UNRESOLVED ISSUES/TODO:
- One issue is whether the autoloads of bundled ELPA packages are
processed when we dump Emacs (like we do for all the packages that
are in Emacs core), or whether that's done during
`package-activate-all`. The baseline design does it during
`package-activate-all'.
Doing it at dump time gives better startup times, at the cost of
making it impossible for the end-user to prevent activation of a
package.
Users who care about startup time can do their own dump.
- emacs/elpa/[PKNAME] vs emacs/lisp/[PKGNAME]
Note that this choice can be made on a per-package basis;
emacs/.gitmodules records where the package is checked out.
The baseline design keeps all bundled ELPA packages in
emacs/elpa/[PKNAME], both in the source and installed directory
trees. This makes it very easy to distinguish an emacs directory
tree with bundled packages from one without.
An alternative is to keep the bundled ELPA packages in
emacs/lisp/[PKGNAME]; that minimizes the change when a package that
is current in emacs.git converts to a bundled package.
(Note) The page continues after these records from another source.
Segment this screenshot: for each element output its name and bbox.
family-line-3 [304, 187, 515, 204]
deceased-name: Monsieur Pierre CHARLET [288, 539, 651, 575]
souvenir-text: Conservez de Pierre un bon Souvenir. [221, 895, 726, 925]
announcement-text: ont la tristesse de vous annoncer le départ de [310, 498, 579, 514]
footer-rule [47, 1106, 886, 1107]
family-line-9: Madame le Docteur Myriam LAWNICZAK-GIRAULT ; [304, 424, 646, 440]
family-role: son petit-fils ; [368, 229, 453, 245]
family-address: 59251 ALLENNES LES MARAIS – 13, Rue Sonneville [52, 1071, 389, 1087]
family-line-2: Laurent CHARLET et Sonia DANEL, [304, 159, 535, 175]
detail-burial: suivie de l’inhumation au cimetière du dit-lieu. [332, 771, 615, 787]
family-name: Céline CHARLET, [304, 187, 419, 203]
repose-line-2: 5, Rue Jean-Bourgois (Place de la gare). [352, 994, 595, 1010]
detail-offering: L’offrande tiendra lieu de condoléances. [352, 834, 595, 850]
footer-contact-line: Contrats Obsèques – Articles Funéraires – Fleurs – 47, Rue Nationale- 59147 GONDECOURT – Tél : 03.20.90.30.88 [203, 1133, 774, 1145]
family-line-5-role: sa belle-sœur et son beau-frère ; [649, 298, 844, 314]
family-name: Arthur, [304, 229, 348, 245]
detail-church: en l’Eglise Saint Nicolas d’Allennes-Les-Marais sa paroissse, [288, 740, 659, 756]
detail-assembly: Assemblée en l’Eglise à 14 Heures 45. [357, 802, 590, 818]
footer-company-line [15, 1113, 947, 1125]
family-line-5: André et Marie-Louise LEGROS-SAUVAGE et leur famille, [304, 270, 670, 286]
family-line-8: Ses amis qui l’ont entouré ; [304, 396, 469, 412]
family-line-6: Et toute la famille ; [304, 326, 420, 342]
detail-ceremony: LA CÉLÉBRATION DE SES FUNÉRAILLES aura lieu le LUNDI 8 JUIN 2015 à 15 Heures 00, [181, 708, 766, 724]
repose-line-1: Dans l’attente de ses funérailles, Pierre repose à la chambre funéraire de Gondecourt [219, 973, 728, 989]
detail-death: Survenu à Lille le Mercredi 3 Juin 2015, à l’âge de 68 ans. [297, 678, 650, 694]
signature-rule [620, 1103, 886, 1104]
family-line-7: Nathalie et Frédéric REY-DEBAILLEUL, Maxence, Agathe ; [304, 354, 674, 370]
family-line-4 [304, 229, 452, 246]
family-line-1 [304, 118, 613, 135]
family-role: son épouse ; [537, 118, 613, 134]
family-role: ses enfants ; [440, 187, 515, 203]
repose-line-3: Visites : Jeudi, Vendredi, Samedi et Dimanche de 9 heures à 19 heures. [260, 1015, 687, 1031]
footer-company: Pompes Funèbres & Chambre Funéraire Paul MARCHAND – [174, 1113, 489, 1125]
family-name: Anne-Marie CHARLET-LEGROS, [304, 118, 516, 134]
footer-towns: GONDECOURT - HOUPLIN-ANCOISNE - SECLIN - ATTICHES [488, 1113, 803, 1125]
This would
also mean that bundled packages are put in `load-path' at Emacs
startup, not in `package-directory-list'.
- Does vc support submodules and nested worktrees?
- Define a useful emacs lisp project, so `C-x p f' searches
`load-path' via `project-find-file'
That reduces the need to remember what packages are bundled, and
where you have them checked out.
- Update the mechanism that populates
https://www.gnu.org/software/emacs/manual/html_mono/*
For example, ada-mode.html there still reflects the ancient version
that was in emacs core.
- Automating compiling C, Ada, Rust or other language code required by
the package, to executables or modules. This is more important for
bundled packages; users expect Emacs to "just work" out of the box.